I don’t think Deniz has sung any backups for us in the past. He of course sang the lead on The Ballad Of Where’s Jim and Vanished on this album. I always think it’s good to try to get everyone on all the songs, and background vocals is a great way to tie everything together. Lila had sung a few words on Last Acid Rider, but I could hear Deniz in the mix. He got into the spirit of the song, and spent a fair amount of time working out a part. High Street Hit Man took a little more work, and I was afraid Den’s voice would give out before we got it nailed down. Again, his contribution was just what the songs needed. This early conclusion left us plenty of time for a cocktail before Max Tek was due to arrive for dinner. And dinner it was, a mountain of pork ribs, and some nice wine. The reward for a job well done.
The detail work will continue over the next two weeks. Tony Miller, Colter and Lila all have more work to do. Bob Sutliff should complete his tasks in this time. It’s now time to make the final corrections on the liner notes, and start the duplication process.

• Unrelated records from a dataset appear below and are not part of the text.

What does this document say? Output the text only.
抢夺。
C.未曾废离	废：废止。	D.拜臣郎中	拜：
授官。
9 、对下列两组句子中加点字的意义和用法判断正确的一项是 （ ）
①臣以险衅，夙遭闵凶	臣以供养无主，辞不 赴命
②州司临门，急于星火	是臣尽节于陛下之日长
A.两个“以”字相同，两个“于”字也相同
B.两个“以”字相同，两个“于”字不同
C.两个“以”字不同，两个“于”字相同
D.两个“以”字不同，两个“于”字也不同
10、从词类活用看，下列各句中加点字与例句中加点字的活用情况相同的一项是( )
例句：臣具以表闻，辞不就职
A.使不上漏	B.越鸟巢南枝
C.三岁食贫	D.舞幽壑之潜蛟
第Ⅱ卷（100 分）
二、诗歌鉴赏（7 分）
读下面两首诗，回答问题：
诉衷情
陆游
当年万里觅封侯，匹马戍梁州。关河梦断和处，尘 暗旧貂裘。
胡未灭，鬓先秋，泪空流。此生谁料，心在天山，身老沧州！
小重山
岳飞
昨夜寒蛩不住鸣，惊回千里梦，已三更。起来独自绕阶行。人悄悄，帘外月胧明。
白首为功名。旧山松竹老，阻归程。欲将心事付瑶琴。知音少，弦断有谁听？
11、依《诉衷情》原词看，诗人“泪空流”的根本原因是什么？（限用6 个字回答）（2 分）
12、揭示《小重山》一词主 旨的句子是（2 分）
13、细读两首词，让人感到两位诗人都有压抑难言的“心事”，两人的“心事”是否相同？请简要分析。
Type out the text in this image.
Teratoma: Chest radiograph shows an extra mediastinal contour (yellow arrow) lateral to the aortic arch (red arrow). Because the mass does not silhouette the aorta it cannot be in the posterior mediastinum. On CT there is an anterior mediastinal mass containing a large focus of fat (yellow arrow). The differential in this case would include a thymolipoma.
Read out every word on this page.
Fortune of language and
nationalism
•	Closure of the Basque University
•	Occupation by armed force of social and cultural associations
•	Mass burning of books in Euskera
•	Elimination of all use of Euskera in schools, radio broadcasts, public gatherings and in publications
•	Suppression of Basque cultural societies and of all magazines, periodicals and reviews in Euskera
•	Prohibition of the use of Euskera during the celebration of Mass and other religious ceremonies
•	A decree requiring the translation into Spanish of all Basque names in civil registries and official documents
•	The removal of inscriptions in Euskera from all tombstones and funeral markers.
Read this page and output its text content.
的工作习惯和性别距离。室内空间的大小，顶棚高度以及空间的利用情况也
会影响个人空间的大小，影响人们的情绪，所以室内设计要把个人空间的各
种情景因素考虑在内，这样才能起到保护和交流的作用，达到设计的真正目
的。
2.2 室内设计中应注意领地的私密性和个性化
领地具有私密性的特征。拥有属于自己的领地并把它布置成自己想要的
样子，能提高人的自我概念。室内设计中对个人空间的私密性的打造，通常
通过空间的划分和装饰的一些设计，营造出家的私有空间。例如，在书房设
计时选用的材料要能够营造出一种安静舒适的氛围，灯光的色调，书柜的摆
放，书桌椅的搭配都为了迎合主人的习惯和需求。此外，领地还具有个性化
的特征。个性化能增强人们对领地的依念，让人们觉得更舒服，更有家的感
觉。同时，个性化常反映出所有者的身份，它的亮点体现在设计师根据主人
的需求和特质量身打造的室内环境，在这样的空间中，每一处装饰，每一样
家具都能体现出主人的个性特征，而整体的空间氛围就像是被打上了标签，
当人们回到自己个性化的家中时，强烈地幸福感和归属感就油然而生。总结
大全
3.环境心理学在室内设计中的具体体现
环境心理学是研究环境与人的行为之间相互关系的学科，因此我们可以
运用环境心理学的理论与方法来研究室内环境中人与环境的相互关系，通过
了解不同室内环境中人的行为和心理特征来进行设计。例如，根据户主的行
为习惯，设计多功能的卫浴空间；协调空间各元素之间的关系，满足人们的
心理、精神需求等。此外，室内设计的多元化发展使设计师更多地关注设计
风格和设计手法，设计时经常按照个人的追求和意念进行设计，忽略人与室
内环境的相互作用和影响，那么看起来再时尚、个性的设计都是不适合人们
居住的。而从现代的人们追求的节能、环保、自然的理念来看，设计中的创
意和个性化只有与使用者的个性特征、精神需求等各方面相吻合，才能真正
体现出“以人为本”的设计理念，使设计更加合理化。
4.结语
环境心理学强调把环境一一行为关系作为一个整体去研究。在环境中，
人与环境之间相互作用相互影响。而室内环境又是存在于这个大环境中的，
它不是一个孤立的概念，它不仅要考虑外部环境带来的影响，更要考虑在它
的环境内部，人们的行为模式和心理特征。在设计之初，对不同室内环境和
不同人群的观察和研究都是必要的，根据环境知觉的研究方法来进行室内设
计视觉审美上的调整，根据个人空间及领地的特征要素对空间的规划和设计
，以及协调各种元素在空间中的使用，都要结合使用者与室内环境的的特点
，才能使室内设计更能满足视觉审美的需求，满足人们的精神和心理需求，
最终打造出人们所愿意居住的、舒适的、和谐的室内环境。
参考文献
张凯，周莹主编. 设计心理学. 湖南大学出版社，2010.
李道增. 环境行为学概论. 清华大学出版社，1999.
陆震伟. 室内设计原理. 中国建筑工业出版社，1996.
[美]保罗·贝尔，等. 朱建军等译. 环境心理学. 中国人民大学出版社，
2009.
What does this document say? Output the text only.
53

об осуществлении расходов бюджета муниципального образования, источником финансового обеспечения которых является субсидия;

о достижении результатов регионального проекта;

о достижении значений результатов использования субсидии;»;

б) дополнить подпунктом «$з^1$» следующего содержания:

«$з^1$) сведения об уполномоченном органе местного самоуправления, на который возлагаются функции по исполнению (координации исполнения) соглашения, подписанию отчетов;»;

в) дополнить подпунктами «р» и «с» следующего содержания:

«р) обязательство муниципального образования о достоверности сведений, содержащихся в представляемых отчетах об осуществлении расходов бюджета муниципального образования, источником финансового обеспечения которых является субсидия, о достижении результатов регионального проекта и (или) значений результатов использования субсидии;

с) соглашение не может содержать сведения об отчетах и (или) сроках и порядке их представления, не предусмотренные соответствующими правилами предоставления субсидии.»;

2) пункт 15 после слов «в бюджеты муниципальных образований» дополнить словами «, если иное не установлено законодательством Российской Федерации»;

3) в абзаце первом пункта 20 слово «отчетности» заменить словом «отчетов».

While digging through files, I’ve just encountered a folder from almost a year ago to the day, April 26, 2008. There are 14 demos and basic tracks for the proposed album. It is surprising to me how close we were to the final concept even then. The only songs lacking are Den’s Vanished and Bobby’s You Gotta Go Now. Three songs never made it to the final stage, though 4 Trials was recorded at the end of last year at the same session as Vanished. At that point it was no longer on the short list, but since we had the opportunity to cut the basic, it was recorded. Defeat Of Echoes and this one were both recorded with a pretty specific goal in mind. Fires Which Burnt Brightly feels like it has been a more focused affair. I suspect the only difference is that there were no limits imposed on the material accepted for Echoes. The songs were rehearsed and arranged by the four or five of us in the studio.
The new album was written with the understanding it would be a more compact affair. This suited me just fine, as I missed the song oriented approach of Shambaholic and Carelessly Restored Art. I also missed the control I had over the proceedings. I’ve always been happy to give everyone free rein with their songs. This has produced some fantastic music. Defeat Of Echoes was the ultimate expression of that sort of music making. This time around, I wanted to return to my original method of making records, but so much had changed since 1993-4. There are now four committed song writers, who share the same ideals and must work under the same time and space limitations. This individual approach to recording could result in something less than desirable, but the main players in Donovan’s Brain are all experienced in making their own music. I just use my own experience to glue it all together. Of course we’d all love it if we could all spend a year in the studio together at EMI’s expense. With day jobs, kids, wives and lovers, this ain’t gonna happen. Not to mention the demise of EMI I doubt anyone today can imagine a band making two, maybe even three albums a year. I can’t. This is the record we make over this year and a bit. It’s been a while since we made the last one, but in my mind, it’s a non stop process.